Some Republicans, in fact, have already expressed their doubts about the scale of the proposed cuts and what effect they might have on the deficit.
As CNN’s Phil Mattingly reports, the GOP also faces a significant barrier in the form of Senate rules. In the absence of Democratic support for tax reform, the legislation will have to be passed via reconciliation (as Senate Majority Leader Mitch McConnell has said is his plan). The reconciliation process, however, can only be used for bills that do not increase the budget deficit in the long-run (over 10 years). A private analysis by the Joint Committee on Taxation (requested by Ryan), however, found that cutting the corporate tax rate to 20 percent for only three years would make the legislation ineligible for the reconciliation process (i.e. increase the long-term deficit).

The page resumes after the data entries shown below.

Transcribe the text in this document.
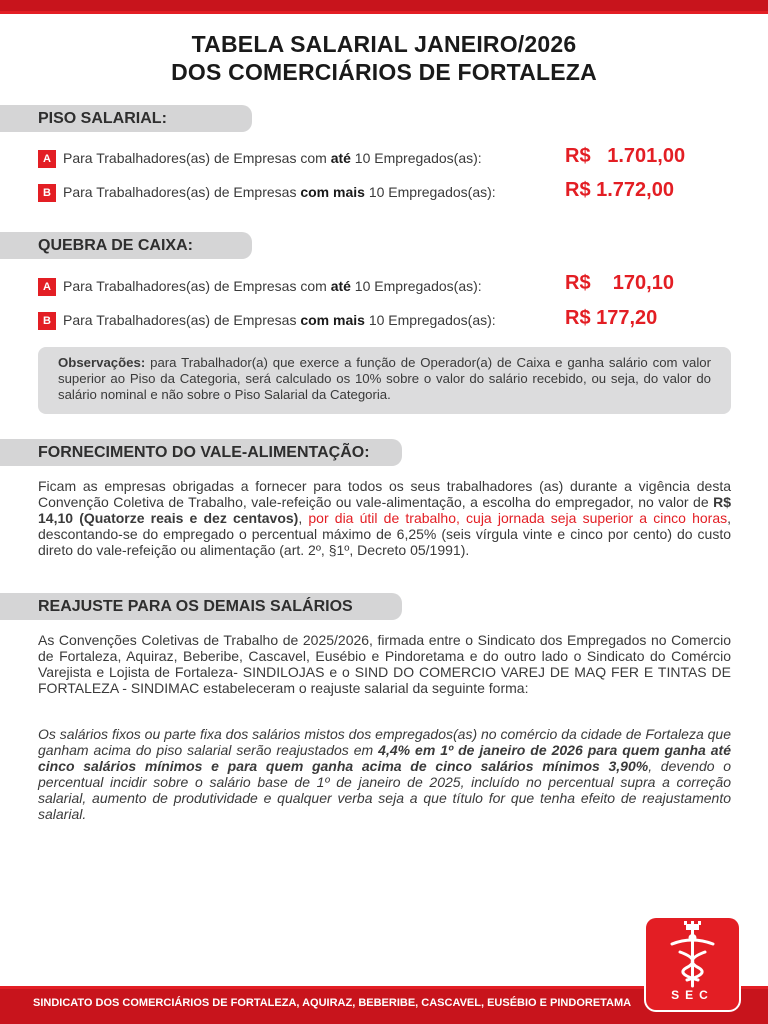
TABELA SALARIAL JANEIRO/2026
DOS COMERCIÁRIOS DE FORTALEZA
PISO SALARIAL:
A Para Trabalhadores(as) de Empresas com até 10 Empregados(as):	R$   1.701,00
B Para Trabalhadores(as) de Empresas com mais 10 Empregados(as):	R$ 1.772,00
QUEBRA DE CAIXA:
A Para Trabalhadores(as) de Empresas com até 10 Empregados(as):	R$    170,10
B Para Trabalhadores(as) de Empresas com mais 10 Empregados(as):	R$ 177,20
Observações: para Trabalhador(a) que exerce a função de Operador(a) de Caixa e ganha salário com valor superior ao Piso da Categoria, será calculado os 10% sobre o valor do salário recebido, ou seja, do valor do salário nominal e não sobre o Piso Salarial da Categoria.
FORNECIMENTO DO VALE-ALIMENTAÇÃO:
Ficam as empresas obrigadas a fornecer para todos os seus trabalhadores (as) durante a vigência desta Convenção Coletiva de Trabalho, vale-refeição ou vale-alimentação, a escolha do empregador, no valor de R$ 14,10 (Quatorze reais e dez centavos), por dia útil de trabalho, cuja jornada seja superior a cinco horas, descontando-se do empregado o percentual máximo de 6,25% (seis vírgula vinte e cinco por cento) do custo direto do vale-refeição ou alimentação (art. 2º, §1º, Decreto 05/1991).
REAJUSTE PARA OS DEMAIS SALÁRIOS
As Convenções Coletivas de Trabalho de 2025/2026, firmada entre o Sindicato dos Empregados no Comercio de Fortaleza, Aquiraz, Beberibe, Cascavel, Eusébio e Pindoretama e do outro lado o Sindicato do Comércio Varejista e Lojista de Fortaleza- SINDILOJAS e o SIND DO COMERCIO VAREJ DE MAQ FER E TINTAS DE FORTALEZA - SINDIMAC estabeleceram o reajuste salarial da seguinte forma:
Os salários fixos ou parte fixa dos salários mistos dos empregados(as) no comércio da cidade de Fortaleza que ganham acima do piso salarial serão reajustados em 4,4% em 1º de janeiro de 2026 para quem ganha até cinco salários mínimos e para quem ganha acima de cinco salários mínimos 3,90%, devendo o percentual incidir sobre o salário base de 1º de janeiro de 2025, incluído no percentual supra a correção salarial, aumento de produtividade e qualquer verba seja a que título for que tenha efeito de reajustamento salarial.
SINDICATO DOS COMERCIÁRIOS DE FORTALEZA, AQUIRAZ, BEBERIBE, CASCAVEL, EUSÉBIO E PINDORETAMA
SEC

The Trump administration, as well as other Republicans, has said it would be open to temporary tax cuts, but making the cuts temporary would also dramatically reduce any effect on growth. Here, for example, is what George Callas, who serves as senior tax counsel to Ryan, said on the topic earlier this week at a tax policy summit for the Institute of International Finance:
Here’s a data point for folks: A corporate rate cut that is sunset after three years will increase the deficit in the second decade. We know this. Not 10 years. Three years. You could not do a straight-up un-offset three-year corporate rate cut in reconciliation. The rules prohibit it. You might be able to do two years. A two-year corporate rate cut … would have virtually no growth effect…. It would just be dropping cash out of helicopters on corporate headquarters for a couple of years.
For the record, “dropping cash out of helicopters on corporate headquarters” was not listed among Donald Trump’s campaign promises.